Lastly, we do a final quality check using MultiQC. This tool provides a single aggregate report across several files, therefore it provides an overview assessment of a sample’s alignment. It must be run after the organization of the files, as MultiQC works by reading the contents of a directory and identifying any log files. Thus, commandmultiQC is simply calling the “multiqc” package to run on this sample’s output folder and asking it to output (-o) it’s own files in the QC folder (which we created earlier).

#final QC
commandmultiQC = "multiqc "+fileDir+" -o "+fileQC
os.system(commandmultiQC)

We then pass commandmultiQC to the command line with os.system(). MultiQC was developed and is maintained by Phil Ewels, learn more about it here.

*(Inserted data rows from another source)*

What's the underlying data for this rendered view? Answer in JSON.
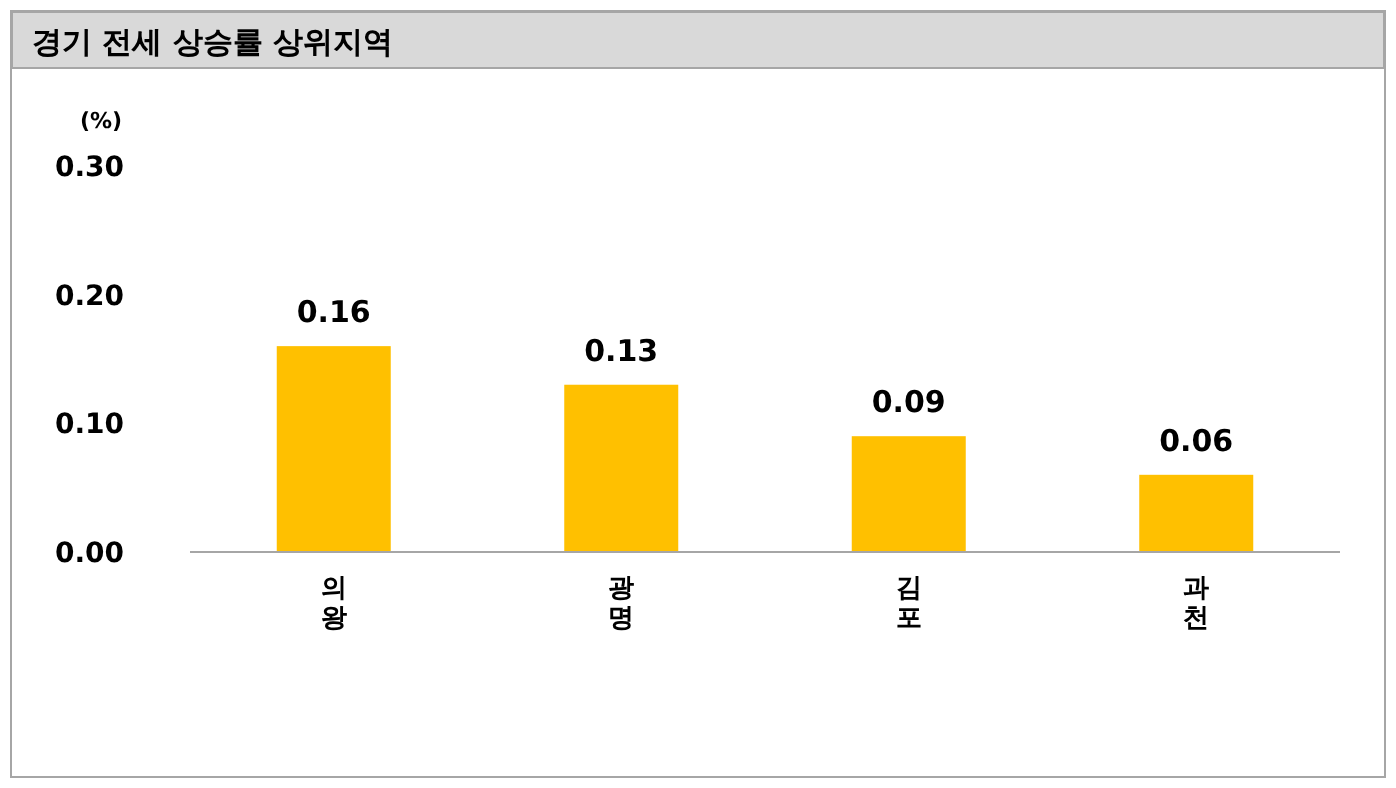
{
  "chart_data": {
    "type": "bar",
    "title": "경기 전세 상승률 상위지역",
    "ylabel": "(%)",
    "categories": [
      "의왕",
      "광명",
      "김포",
      "과천"
    ],
    "series": [
      {
        "color": "#ffc000",
        "values": [
          0.16,
          0.13,
          0.09,
          0.06
        ]
      }
    ],
    "ylim": [
      0,
      0.3
    ],
    "yticks": [
      {
        "value": 0,
        "label": "0.00"
      },
      {
        "value": 0.1,
        "label": "0.10"
      },
      {
        "value": 0.2,
        "label": "0.20"
      },
      {
        "value": 0.3,
        "label": "0.30"
      }
    ],
    "data_labels": true,
    "grid": false
  }
}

After the MultiQC concludes, the for loop repeats, identifying the next paired samples and repeating the process. Typically, if the STAR aligner is reached and it does not error out, then there is a strong chance everything will work smoothly. Errors after that will typically arise as a result of the data more than the aligner. Some issues can be large library discrepancy in the R1 and R2, an issue in the file name, one odd-one-out compressed/uncompressed file, corrupted fastq, etc.